De Beers And Stanford To Empower Youth And Entrepreneurs In Southern AfricaAugust 20, 17
(IDEX Online) – De Beers Group has invested $3 million in a three-year partnership with Stanford Graduate School of Business (GSB) to empower young, aspiring entrepreneurs and established business owners in Botswana, Namibia and South Africa.
In partnership with De Beers, the Stanford GSB will launch two programs in 2018:
The Stanford Seed Transformation Program is a year-long leadership program, taught by Stanford GSB faculty and Seed-trained local facilitators. The program will provide management training, leadership team workshops and networking support to assist southern African leaders to grow their businesses, create jobs and help lead their regions to greater economic diversity and prosperity. The program will be open to established business owners in Botswana, Namibia and South Africa.
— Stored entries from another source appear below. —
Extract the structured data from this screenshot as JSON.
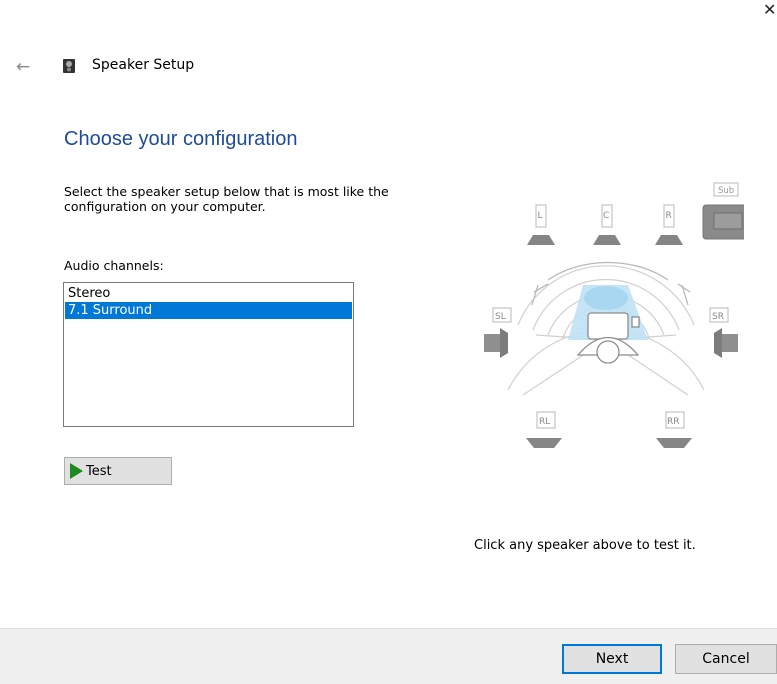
{
  "window": {
    "title": "Speaker Setup",
    "close_glyph": "✕",
    "back_glyph": "←"
  },
  "heading": "Choose your configuration",
  "description": "Select the speaker setup below that is most like the configuration on your computer.",
  "audio_channels": {
    "label": "Audio channels:",
    "options": [
      "Stereo",
      "7.1 Surround"
    ],
    "selected": "7.1 Surround"
  },
  "test_button": {
    "label": "Test",
    "icon": "play-icon"
  },
  "speakers": {
    "front_left": "L",
    "center": "C",
    "front_right": "R",
    "sub": "Sub",
    "side_left": "SL",
    "side_right": "SR",
    "rear_left": "RL",
    "rear_right": "RR"
  },
  "hint": "Click any speaker above to test it.",
  "footer": {
    "next_label": "Next",
    "cancel_label": "Cancel"
  }
}
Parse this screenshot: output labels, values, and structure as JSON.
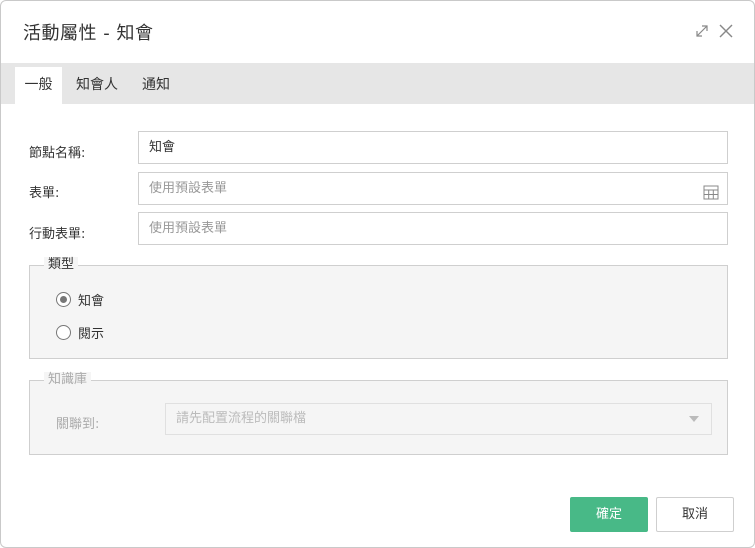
{
  "dialog": {
    "title": "活動屬性 - 知會",
    "expand_icon": "expand-arrows-icon",
    "close_icon": "close-x-icon"
  },
  "tabs": [
    {
      "label": "一般",
      "active": true
    },
    {
      "label": "知會人",
      "active": false
    },
    {
      "label": "通知",
      "active": false
    }
  ],
  "form": {
    "node_name": {
      "label": "節點名稱:",
      "value": "知會"
    },
    "form_field": {
      "label": "表單:",
      "placeholder": "使用預設表單",
      "icon": "table-grid-icon"
    },
    "mobile_form": {
      "label": "行動表單:",
      "placeholder": "使用預設表單"
    }
  },
  "type_group": {
    "legend": "類型",
    "options": [
      {
        "label": "知會",
        "checked": true
      },
      {
        "label": "閱示",
        "checked": false
      }
    ]
  },
  "knowledge_group": {
    "legend": "知識庫",
    "label": "關聯到:",
    "select_text": "請先配置流程的關聯檔",
    "disabled": true
  },
  "buttons": {
    "confirm": "確定",
    "cancel": "取消"
  },
  "colors": {
    "primary": "#48b987",
    "tab_bar": "#e6e6e6",
    "group_bg": "#f5f5f5"
  }
}
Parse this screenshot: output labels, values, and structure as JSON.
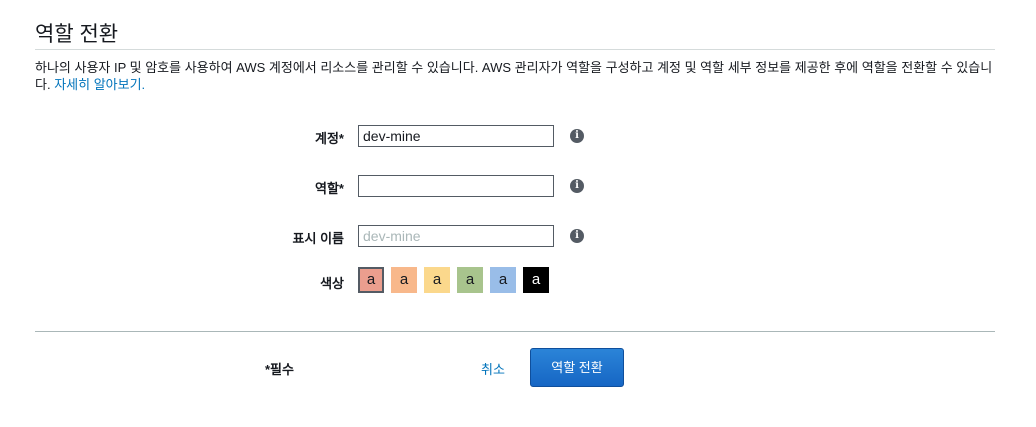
{
  "header": {
    "title": "역할 전환"
  },
  "description": {
    "text": "하나의 사용자 IP 및 암호를 사용하여 AWS 계정에서 리소스를 관리할 수 있습니다. AWS 관리자가 역할을 구성하고 계정 및 역할 세부 정보를 제공한 후에 역할을 전환할 수 있습니다.",
    "learn_more": "자세히 알아보기."
  },
  "form": {
    "account": {
      "label": "계정*",
      "value": "dev-mine",
      "placeholder": ""
    },
    "role": {
      "label": "역할*",
      "value": "",
      "placeholder": ""
    },
    "display_name": {
      "label": "표시 이름",
      "value": "",
      "placeholder": "dev-mine"
    },
    "color": {
      "label": "색상",
      "swatch_text": "a",
      "options": [
        {
          "hex": "#eb9e8e",
          "selected": true
        },
        {
          "hex": "#f8b88b",
          "selected": false
        },
        {
          "hex": "#fbd88c",
          "selected": false
        },
        {
          "hex": "#a8c48d",
          "selected": false
        },
        {
          "hex": "#99bde8",
          "selected": false
        },
        {
          "hex": "#000000",
          "selected": false
        }
      ]
    },
    "info_icon": "info-icon"
  },
  "footer": {
    "required_note": "*필수",
    "cancel_label": "취소",
    "submit_label": "역할 전환"
  },
  "colors": {
    "link": "#0073bb",
    "primary_button": "#1a73e8",
    "text": "#16191f"
  }
}
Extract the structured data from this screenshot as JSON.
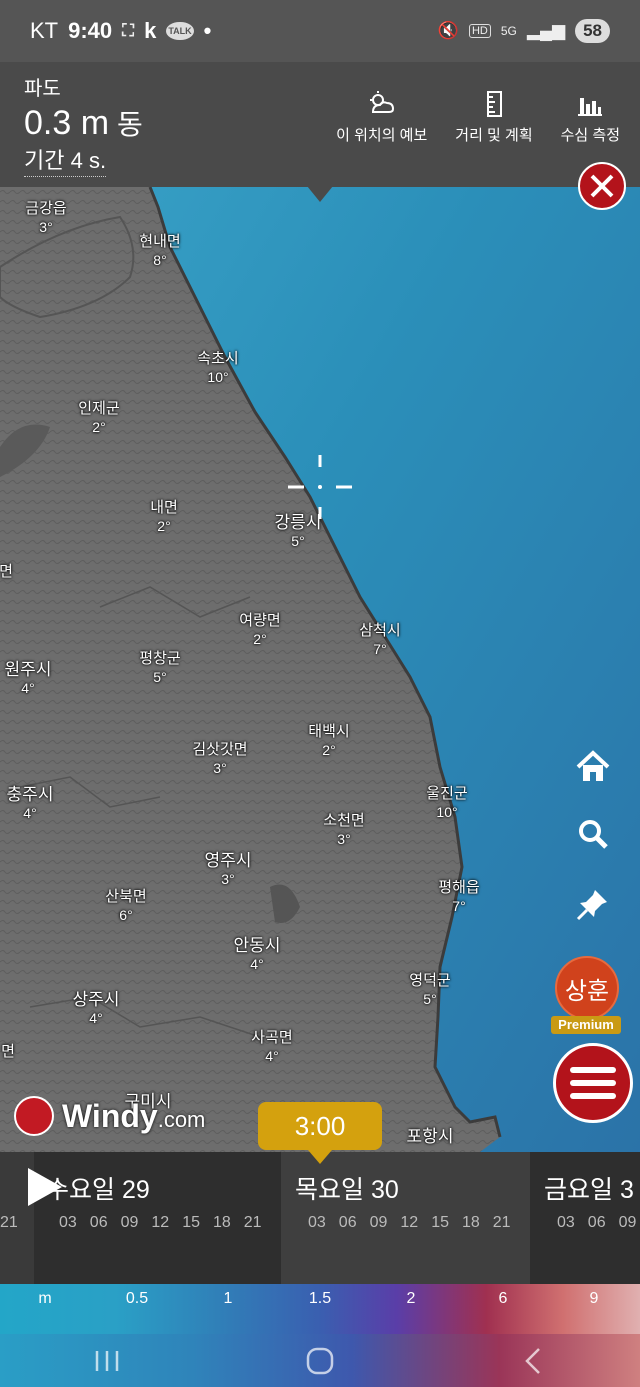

Stanford Go-to-Market is an intensive, one-week entrepreneurship boot camp, taught by Stanford GSB faculty. Through a combination of lectures, case studies, and small-group discussions, it will help budding entrepreneurs gain the confidence and skills to commercialize their business ideas and accelerate their route to market. Initially running in Botswana, the program may expand to include participants from other southern African countries once fully established.
The partnership will be in collaboration with a range of government entities in Botswana, including the Botswana Innovation Hub and the Botswana Ministry of Tertiary Education.
Bruce Cleaver, CEO De Beers Group, said: “Economic diversification and youth employment opportunities are priorities for our government partners and are priorities for De Beers Group as well. We all believe these two programs, in partnership with a world-renowned educational institution, have excellent potential to help accelerate diversification and stimulate more opportunities for young and ambitious southern Africans.”
Dr Alfred Madigele, Minister of Tertiary Education for the Government of the Republic of Botswana, said: “We welcome the private sector’s support of developing programs that will enhance diversity and have a socio-economic impact for the youth. The Botswana Innovation Hub will be the government’s contribution providing a facility, infrastructure, operational and technical support. The impact that this initiative will have on the expansion and transformation of the economies, primarily focusing on mining, to technology, innovation, and the entrepreneurial economy is immeasurable.”
Jesper Sørensen, Professor of Organisational Behaviour at Stanford Graduate School of Business and Faculty Director of Stanford Seed, said: “As with our experiences in East and West Africa, we are coming to learn as much as we are to teach. If the business and job growth that follows matches what we are seeing in our other locations, I anticipate this will be a very impactful initiative.”
The programs will be headquartered at the Botswana Innovation Hub, a Science and Technology Park in Gaborone, Botswana.